Anger is an outcome of a series of emotions, just like crying, or even laughter. It’s an expression of what is going on at a deeper level and that level is where I believe we need to be looking with compassion. No one needs to hear “why are you angry?” they need to know that you you are listening. No one wakes up one day and decides this is a good day to be angry.
When I hear men’s anger, compassion tells me that there is a story behind the emotion. My mind doesn’t stop at what it’s hearing, it questions what led them to this place. It’s often confronting to me to ask a man his story and not because I can’t handle what I hear, but because it’s a reminder of the stark realities of the world many men live in daily.
What I have for men is empathy and the ability to understand and share their pain. I see empathy as gift because the nature of it protects me from the judgmental opinions that debilitates a large part of clear and logical thinking in our society.
A client once said to me about the Mental Health System.
If you want to help men not suicide, they don’t need programs or assistance or money. Maybe later when they are actually better, but what they need is some fucking empathy. Just a simple voice in the middle of the night to say you’re not fucking alone.
And any councillors or mental health workers reading this when you talk about trying to minimise transference, you’re talking about minimising empathy, and we can bloody well tell. Trust without empathy is pointless, it’s like throwing a bag of gold as a life raft to a drowning man.
And he is right.
Empathy drives connection in people as it allows us to take on another’s perspective and to recognize their emotions. Judgment has no place in these conversations because the last thing the person in pain needs, is more judgment. They are already suffering and feeling alienated.

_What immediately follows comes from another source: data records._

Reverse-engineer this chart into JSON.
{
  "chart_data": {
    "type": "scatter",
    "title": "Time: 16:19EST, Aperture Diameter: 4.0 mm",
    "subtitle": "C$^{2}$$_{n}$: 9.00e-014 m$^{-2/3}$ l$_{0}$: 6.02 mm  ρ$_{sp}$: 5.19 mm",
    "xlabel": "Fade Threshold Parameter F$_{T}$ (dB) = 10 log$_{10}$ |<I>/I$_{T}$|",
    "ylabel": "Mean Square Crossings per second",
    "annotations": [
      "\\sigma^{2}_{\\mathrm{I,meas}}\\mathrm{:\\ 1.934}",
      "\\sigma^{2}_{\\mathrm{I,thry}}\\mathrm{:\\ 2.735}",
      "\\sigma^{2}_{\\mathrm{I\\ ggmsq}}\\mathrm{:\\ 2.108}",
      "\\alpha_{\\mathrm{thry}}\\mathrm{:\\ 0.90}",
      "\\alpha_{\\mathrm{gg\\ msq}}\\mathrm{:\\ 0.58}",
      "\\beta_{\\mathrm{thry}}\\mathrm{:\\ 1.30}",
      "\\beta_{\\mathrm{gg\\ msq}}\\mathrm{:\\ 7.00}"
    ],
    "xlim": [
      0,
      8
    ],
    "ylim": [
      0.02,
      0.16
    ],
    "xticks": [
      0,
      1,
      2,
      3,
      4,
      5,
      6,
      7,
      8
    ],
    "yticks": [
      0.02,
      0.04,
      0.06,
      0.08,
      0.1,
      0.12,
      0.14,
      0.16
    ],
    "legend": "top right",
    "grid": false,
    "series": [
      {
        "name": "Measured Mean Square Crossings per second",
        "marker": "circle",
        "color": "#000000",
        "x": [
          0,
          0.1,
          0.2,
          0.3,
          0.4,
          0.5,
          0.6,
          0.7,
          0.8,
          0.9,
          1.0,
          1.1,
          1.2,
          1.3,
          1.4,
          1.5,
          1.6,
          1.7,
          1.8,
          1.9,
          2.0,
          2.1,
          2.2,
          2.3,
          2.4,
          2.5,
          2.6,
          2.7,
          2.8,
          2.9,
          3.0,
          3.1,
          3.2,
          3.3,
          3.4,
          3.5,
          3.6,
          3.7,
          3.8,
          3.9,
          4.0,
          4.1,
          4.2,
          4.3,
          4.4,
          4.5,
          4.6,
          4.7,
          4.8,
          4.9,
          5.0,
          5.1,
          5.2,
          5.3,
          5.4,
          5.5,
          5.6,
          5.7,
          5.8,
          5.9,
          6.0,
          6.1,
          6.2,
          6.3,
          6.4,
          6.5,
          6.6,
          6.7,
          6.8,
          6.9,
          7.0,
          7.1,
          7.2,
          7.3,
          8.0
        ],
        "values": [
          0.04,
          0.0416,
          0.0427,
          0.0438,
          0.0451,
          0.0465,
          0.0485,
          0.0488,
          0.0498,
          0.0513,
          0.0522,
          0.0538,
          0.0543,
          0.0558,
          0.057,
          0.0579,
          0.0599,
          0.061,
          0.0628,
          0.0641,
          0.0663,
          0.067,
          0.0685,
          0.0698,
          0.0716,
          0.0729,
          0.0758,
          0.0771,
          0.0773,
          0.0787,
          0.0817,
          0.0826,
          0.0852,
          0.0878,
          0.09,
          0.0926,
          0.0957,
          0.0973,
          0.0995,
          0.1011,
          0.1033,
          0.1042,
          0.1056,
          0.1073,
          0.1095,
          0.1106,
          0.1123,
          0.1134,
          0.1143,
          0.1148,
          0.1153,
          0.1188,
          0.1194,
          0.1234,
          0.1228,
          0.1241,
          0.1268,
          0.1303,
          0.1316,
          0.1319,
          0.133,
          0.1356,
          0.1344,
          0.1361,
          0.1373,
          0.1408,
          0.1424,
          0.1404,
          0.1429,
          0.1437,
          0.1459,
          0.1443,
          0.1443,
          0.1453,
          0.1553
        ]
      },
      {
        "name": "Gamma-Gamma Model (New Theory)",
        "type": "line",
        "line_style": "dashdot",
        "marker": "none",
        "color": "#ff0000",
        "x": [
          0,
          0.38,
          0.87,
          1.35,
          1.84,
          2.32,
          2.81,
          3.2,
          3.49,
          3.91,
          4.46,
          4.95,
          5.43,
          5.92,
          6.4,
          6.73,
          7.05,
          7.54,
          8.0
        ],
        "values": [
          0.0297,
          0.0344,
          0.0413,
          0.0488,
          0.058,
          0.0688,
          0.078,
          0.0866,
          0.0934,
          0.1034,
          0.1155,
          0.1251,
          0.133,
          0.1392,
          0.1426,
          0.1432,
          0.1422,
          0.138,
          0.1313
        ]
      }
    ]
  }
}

The ability to remove judgment from conversations is pivotal in listening to another point of view. When you take away your prejudice and bias and you open your mind to hearing what they need you to hear, not what you already believe to be true. This does not make everything you hear true, but it does give everything the possibility to be true, and that is all these men ask.
What angry men need is their fundamental need for connection to be realised. They need empathy and compassion for their suffering. They need to be listened to, empathised with and the only words we immediately need to say are “I hear you and you’re not alone.”
I don’t fear anger, what I fear is a world where people live in judgment before they consider listening empathetically to the voice of others.